The new year brings with it a number of personal revelations – often to do with health, work or money.
Alternatively – after seeing people getting engaged over the Christmas break, or loved-up couples celebrating on Instagram – you may even be questioning your relationship right now.
Perhaps you want what another couple has? Or you feel like you’re missing out in some way?
If this sums up your general mood at the moment, it’s likely you’re experiencing relationship envy.
Sexologist and relationship coach Ness Cooper explains this phenomenon in a little more detail.
She says: ‘Envy generally is when we see something others enjoy and we want it – it might be that another person’s relationship looks better to you than yours.’
This does, however, differ to jealousy – which is often when we feel our relationship is threatened.
But Ness points out that both of these emotions are completely natural.
‘It’s worth noting that jealousy and envy are two different emotions that can come together or separately,’ she adds.
‘We often place them together, as we’re regularly told that they are bad emotions and then this puts them into a category of things we shouldn’t speak about.
‘But in fact, they’re both very natural. We shouldn’t avoid these emotions, rather we should look to healthy ways of expressing them and getting through them.’
If you think you’re currently experiencing relationship envy, this is how you can address it and move forward.
Communicate your concerns with your partner
If you feel that another relationship looks better than yours, Ness suggests chatting to your partner about it – rather than letting it fester.
She says: ‘It may be hard to bring up this type of conversation, but when you do, you’ll feel better about it and often two heads are better than one when finding a solution.
‘Not talking about it can lead to it filtering out negatively in other ways, and may affect positive things you have going for you in your relationship.’
Be mindful of what you have
Reflecting on the positives you have in your relationship can help to ground your emotions.

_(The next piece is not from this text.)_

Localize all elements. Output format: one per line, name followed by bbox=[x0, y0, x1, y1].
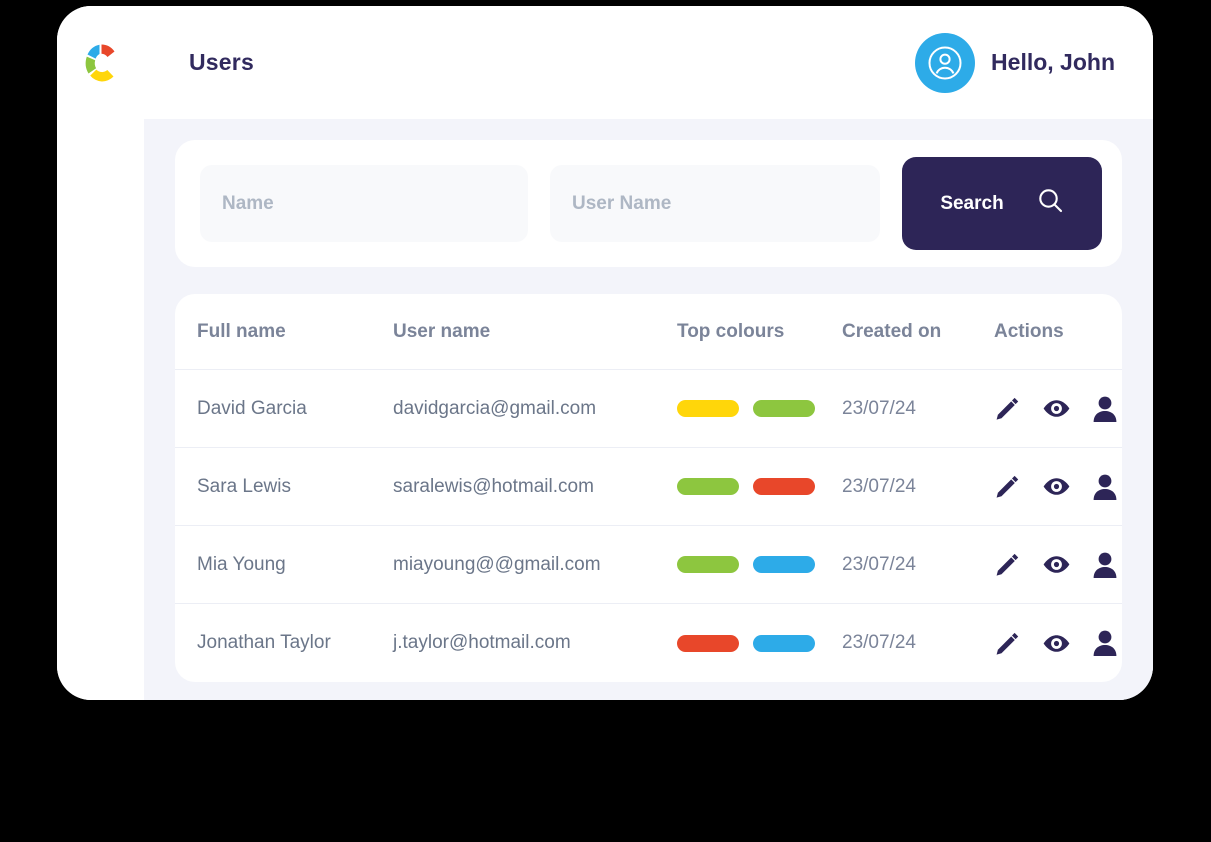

‘If you start reflecting on any negatives, take a moment to think about how you and your partner have resolved similar situations in the past,’ adds Ness.
Also why not try making a list of all the good things about your relationship – rather than dwelling only on the negatives.
Bring new positives into your relationship
‘There is some truth to the notion that if you start acting positively, your overall life can feel more positive,’ adds Ness.
‘If you’re feeling other relationships are better than yours, then do something positive with your partner to remind yourself that you can have a good relationship, too.’
This might be planning a special date night or taking up a shared hobby together.
Ask yourself if something is actually missing
‘Envy is rooted in a feeling that you are lacking something – something you see in someone else,’ explains psychotherapist and coach Andre Radmall.
‘You may be feeling dissatisfied with some aspect of your own relationship.’
So it’s a good idea to ask yourself what part of your relationship, specifically, you feel this deficit is in.
Andre adds: ‘Then you can work out if this is a real issue that you need to speak to your partner about. It could be that you are simply comparing apples and pears. In other words, the other person’s relationship is not better than yours, it’s just different.
‘We live in a culture of comparison where feelings of envy can easily be based on comparison.’
So keep this in mind, too.
Question the reality of your comparison
‘There will always be a couple that’s better looking, richer, more successful and happier than you,’ says Neil Wilkie, a relationship expert, psychotherapist and author.
But he stresses that it’s important to understand the reality of the relationship you’re envious of – and to think about how much of an appearance is just on the surface.
After all, you never really know what goes on behind closed doors.
Neil adds: ‘They may have had the perfect wedding, but are they truly happy under the surface and behind-the-scenes?
‘We can never achieve a perfect life with gleaming white teeth, a dust-free house and wonderful sex on tap. Do not chase the mirage.’
Struggling to see the good? Get some help
Ness adds that if you’re still struggling with envy of other relationships, seek some help from a sex and relationship therapist or coach.
Asking for professional help, and having a third party mediate, could help you see things in a new light and make a relationship stronger.